Functional capacity evaluation (FCE) protocols and packages can be purchased directly through our partner Matheson Development, including the following:

Protocol Development and Licensing

EpicRehab continues to develop new functional capacity evaluation protocols. It also licenses reputable manufacturers to implement its functional capacity evaluation protocols on their equipment:

  • Matheson Development, of Prescott, Arizona, has been licensed to provide all of the EpicRehab protocols relating to work conditioning and work hardening, FCE, and CFCE.
  • CBI (Canadian Back Institute) has been licensed as a partner with Epicrehab for 20 years. The institute has trained more therapists and clinicians in the standardized Epic Lift Capacity protocol than any other entity.
  • BTE Technologies, of Baltimore, Maryland, has been licensed to provide the ELC test.

Occupational Rehabilitation Training

EpicRehab develops and provides both face-to-face and independent distance learning opportunities for rehabilitation professionals on methods to evaluate and treat persons with work disability. Free training sessions and other resources are found on this web site, as well as commercially available training opportunities.

Read more about training.

Certification

We provide in-service certification to health care professionals who wish to use the ELC test (certification includes an introduction to the Cal-FCP).

The People at EpicRehab

Mary Matheson, MS, President
L. N. Matheson, PhD, Research Scientist, Founding Director
Karen Markley, Associate Director, Training and Certification
Sherry McCowan, MA, MLS, Web Developer

Beginnings

EpicRehab’s roots are deep. Based on the work during the 1970s of Leonard Matheson and his colleagues at Rancho Los Amigos Medical Center, the company was originally founded as ERIC, the Employment and Rehabilitation Institute of California in 1979.
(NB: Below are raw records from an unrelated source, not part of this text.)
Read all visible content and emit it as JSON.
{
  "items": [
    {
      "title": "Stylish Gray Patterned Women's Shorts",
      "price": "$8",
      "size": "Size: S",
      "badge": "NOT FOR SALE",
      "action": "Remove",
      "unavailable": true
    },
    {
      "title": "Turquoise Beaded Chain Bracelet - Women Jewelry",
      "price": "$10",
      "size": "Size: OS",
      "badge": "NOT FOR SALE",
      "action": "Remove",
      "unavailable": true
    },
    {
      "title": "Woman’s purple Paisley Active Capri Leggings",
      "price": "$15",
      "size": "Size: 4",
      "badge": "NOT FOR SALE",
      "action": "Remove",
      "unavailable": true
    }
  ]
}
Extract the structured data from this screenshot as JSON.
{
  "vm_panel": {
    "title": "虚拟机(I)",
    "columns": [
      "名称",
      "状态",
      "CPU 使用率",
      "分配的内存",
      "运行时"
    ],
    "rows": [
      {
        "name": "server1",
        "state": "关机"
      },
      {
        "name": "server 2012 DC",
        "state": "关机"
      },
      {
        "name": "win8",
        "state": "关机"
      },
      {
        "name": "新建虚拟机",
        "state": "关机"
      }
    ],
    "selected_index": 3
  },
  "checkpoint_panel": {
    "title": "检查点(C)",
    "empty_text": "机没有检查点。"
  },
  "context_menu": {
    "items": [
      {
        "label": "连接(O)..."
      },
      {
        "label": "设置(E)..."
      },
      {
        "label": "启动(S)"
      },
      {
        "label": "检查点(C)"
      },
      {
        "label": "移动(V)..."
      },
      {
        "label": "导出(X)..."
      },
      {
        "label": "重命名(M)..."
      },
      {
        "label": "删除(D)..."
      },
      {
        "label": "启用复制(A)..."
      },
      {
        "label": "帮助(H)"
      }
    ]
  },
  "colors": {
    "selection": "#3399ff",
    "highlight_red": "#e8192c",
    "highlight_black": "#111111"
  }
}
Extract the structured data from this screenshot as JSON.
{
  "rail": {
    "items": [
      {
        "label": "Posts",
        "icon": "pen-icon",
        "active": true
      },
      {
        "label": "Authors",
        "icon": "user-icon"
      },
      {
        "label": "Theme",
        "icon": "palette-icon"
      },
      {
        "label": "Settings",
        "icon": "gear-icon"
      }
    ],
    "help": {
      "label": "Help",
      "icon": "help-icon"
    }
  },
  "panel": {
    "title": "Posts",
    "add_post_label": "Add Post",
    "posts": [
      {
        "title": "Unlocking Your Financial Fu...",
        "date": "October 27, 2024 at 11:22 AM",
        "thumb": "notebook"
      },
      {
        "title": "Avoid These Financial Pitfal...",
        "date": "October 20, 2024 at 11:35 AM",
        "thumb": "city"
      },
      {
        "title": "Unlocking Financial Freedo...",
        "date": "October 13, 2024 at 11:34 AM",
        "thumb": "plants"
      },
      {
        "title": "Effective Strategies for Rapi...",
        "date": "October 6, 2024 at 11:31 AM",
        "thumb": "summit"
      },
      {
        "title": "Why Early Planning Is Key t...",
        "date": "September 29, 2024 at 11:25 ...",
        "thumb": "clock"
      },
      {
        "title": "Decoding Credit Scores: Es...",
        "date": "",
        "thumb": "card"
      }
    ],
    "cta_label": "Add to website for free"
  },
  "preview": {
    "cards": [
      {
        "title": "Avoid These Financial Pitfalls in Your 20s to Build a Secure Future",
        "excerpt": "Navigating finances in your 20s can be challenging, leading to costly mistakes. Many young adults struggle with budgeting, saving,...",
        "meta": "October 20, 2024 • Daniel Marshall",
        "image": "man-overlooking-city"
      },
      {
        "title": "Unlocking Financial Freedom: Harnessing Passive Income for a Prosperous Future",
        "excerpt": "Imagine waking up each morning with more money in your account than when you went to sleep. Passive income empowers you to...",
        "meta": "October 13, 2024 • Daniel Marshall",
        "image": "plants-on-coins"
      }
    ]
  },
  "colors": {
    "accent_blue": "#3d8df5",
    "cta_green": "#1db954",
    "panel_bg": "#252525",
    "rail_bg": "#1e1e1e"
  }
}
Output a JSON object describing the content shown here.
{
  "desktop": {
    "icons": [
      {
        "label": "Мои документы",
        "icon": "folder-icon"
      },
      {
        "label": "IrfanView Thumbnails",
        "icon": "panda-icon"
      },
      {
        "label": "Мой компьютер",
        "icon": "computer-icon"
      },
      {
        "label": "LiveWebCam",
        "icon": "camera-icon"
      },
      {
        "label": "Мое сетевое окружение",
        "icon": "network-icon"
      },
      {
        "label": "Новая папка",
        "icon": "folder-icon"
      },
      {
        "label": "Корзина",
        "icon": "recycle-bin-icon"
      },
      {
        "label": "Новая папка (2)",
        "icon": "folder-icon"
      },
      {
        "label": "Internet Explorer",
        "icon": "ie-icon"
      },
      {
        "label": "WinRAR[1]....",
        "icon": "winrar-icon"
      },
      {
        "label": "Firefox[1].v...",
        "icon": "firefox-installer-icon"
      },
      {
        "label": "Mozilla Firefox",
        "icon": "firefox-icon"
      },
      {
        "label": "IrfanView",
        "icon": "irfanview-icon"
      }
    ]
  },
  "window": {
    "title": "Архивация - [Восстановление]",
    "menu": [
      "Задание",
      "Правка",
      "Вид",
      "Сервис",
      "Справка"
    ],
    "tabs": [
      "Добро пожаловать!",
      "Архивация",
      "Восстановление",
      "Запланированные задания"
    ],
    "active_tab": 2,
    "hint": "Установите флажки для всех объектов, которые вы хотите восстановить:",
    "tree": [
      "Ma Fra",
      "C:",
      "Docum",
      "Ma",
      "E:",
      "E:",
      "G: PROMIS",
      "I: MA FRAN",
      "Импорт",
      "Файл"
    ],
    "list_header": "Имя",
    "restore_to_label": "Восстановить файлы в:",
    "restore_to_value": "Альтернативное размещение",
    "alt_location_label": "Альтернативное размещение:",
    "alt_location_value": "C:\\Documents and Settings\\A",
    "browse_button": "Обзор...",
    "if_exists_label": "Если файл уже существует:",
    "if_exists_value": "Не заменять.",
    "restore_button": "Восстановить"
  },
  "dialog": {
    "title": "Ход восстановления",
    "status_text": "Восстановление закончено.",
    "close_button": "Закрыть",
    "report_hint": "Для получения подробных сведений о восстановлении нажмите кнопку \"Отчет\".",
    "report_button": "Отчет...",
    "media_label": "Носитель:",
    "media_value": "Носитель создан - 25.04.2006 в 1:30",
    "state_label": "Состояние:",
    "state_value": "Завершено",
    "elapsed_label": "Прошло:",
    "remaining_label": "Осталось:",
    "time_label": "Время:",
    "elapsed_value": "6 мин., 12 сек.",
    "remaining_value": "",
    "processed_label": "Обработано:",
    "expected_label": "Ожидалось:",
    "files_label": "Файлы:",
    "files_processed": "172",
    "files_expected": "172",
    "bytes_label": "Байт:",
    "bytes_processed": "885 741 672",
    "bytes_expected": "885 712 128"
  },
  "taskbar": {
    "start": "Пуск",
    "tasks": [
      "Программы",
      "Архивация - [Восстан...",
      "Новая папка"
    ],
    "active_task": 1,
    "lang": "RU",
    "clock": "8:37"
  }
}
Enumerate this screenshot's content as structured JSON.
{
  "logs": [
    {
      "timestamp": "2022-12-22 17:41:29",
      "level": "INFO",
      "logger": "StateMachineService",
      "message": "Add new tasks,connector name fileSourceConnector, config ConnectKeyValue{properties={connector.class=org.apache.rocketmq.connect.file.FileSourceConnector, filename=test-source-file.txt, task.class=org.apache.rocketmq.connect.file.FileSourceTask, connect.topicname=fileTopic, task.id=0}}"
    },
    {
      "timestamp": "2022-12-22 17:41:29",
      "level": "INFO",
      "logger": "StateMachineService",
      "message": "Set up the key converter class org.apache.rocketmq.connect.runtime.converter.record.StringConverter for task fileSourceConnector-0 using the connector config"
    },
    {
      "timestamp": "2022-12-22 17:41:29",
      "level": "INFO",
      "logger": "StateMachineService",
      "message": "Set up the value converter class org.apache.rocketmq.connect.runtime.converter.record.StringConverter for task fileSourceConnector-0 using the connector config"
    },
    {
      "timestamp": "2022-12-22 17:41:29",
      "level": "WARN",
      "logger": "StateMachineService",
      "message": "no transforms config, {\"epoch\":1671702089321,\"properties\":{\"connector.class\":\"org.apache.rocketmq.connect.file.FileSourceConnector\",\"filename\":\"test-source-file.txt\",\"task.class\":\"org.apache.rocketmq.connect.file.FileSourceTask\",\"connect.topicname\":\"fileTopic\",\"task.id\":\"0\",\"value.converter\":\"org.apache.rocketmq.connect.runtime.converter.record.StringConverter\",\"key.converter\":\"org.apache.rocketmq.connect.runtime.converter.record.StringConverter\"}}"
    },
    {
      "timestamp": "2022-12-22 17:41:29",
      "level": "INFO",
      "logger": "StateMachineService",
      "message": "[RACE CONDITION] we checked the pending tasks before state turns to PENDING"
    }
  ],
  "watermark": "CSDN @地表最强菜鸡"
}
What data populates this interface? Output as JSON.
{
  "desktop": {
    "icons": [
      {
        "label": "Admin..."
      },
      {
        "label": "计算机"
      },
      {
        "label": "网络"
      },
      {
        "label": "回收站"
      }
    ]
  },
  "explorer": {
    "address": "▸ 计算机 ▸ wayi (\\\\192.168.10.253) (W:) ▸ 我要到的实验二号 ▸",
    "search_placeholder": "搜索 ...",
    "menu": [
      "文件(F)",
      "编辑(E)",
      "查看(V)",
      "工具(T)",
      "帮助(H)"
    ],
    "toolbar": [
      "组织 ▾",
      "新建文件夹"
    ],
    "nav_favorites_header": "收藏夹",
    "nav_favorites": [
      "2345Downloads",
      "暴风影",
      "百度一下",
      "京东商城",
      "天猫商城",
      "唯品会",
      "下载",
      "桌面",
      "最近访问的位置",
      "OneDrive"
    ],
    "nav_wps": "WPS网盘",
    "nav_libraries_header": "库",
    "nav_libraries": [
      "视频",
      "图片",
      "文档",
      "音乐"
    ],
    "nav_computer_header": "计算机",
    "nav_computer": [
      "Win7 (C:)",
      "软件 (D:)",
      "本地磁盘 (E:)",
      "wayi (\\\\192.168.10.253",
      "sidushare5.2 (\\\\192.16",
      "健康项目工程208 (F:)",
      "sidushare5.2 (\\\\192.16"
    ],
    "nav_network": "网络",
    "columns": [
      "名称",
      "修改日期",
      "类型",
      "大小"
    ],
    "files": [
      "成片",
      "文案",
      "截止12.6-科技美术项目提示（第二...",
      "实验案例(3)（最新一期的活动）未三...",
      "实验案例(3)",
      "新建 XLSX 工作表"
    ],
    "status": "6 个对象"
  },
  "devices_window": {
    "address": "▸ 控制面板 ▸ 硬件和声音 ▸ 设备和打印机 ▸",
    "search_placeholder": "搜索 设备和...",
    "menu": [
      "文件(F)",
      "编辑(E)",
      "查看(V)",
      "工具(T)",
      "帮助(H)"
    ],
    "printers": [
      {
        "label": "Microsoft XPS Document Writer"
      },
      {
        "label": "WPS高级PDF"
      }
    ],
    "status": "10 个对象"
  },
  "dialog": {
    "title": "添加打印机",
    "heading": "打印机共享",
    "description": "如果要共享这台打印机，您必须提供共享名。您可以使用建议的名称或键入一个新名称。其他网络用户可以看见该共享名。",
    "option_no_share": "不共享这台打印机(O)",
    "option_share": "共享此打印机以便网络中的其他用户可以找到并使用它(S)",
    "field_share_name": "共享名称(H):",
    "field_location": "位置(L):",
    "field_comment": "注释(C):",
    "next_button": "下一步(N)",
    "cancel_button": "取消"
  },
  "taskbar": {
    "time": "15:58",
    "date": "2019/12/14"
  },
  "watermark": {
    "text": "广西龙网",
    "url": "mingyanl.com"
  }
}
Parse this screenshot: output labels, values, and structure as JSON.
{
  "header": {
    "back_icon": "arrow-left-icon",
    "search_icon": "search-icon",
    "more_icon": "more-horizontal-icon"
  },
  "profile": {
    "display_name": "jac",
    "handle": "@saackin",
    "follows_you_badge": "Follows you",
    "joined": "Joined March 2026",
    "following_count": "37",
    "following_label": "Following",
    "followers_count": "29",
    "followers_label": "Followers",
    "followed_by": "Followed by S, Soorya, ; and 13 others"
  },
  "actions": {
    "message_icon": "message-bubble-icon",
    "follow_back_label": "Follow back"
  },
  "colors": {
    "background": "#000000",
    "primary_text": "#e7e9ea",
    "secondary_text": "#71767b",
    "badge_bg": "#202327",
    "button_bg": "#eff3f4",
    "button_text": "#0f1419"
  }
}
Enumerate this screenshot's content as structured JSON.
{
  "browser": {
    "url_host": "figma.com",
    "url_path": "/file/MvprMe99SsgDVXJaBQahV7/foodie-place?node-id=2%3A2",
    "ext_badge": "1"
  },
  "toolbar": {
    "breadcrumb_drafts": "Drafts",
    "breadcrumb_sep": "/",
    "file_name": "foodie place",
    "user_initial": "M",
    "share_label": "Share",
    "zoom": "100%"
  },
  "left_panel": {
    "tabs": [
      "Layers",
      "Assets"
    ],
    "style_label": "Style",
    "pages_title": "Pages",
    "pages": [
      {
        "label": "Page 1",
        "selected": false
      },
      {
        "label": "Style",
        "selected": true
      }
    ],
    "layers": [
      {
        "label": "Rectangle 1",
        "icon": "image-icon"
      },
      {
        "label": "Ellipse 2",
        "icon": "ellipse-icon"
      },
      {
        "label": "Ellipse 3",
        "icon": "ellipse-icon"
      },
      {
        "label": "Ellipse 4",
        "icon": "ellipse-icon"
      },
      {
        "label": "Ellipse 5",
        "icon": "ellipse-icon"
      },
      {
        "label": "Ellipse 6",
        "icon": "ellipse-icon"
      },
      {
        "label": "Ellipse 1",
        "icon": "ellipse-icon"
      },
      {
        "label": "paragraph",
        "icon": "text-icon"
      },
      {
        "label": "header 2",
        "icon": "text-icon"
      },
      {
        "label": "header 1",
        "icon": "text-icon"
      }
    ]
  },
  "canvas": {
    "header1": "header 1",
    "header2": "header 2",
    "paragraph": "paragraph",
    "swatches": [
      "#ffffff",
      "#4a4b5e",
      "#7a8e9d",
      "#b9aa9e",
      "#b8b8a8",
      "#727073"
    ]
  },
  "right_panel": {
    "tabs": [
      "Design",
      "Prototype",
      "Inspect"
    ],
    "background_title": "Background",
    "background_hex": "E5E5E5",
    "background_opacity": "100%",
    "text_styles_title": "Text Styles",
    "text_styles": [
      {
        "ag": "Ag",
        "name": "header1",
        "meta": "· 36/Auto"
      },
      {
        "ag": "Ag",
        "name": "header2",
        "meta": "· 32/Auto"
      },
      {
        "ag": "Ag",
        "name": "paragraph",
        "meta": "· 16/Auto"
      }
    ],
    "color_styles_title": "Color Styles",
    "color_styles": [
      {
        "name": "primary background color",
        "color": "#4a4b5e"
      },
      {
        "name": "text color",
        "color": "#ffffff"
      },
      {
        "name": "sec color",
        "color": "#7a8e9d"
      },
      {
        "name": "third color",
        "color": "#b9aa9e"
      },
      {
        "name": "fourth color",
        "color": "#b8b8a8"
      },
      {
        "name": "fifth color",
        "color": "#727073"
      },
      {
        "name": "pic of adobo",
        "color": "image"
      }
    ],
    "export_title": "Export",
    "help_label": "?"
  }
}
ERIC provided consultation to insurance carriers and functional capacity evaluation services to disabled clients in four locations in Southern California. In 1981, it began providing professional training seminars in occupational rehabilitation and by 1985 was offering three courses:

  • Work Capacity Evaluation
  • Work Tolerance Screening
  • Work Hardening

In Anaheim, California, ERIC established what was at that time the largest free-standing occupational rehabilitation clinic in the United States, the ERIC Rehabilitation Center. The Rehabilitation Center housed the ERIC Professional Residency Program that began in 1986.

Transition to Research and Training

ERIC continued until 1990, when the clinic’s focus turned to research and, under the direction of Leonard Matheson, became the ERIC Human Performance Laboratory. (At that time, the training division was taken over by Roy Matheson, who founded Roy Matheson and Associates, a professional training development and resource center.)

EPIC, the Employment Potential Improvement Corporation, was founded in 1990 at ERIC to make available applications of the knowledge that was being developed in the Human Performance Laboratory.

In 1992 Dr. Matheson accepted a part-time position on the faculty of the Program in Occupational Therapy at the Washington University School of Medicine in St. Louis and began commuting monthly. EPIC closed in California in 1996 when Dr. Matheson accepted a full-time faculty position at Washington University and moved to St. Louis. EPIC was reorganized as a Missouri corporation in 1996 and became EpicRehab in 2007 when he retired from the University and entered private practice as a clinician and consultant.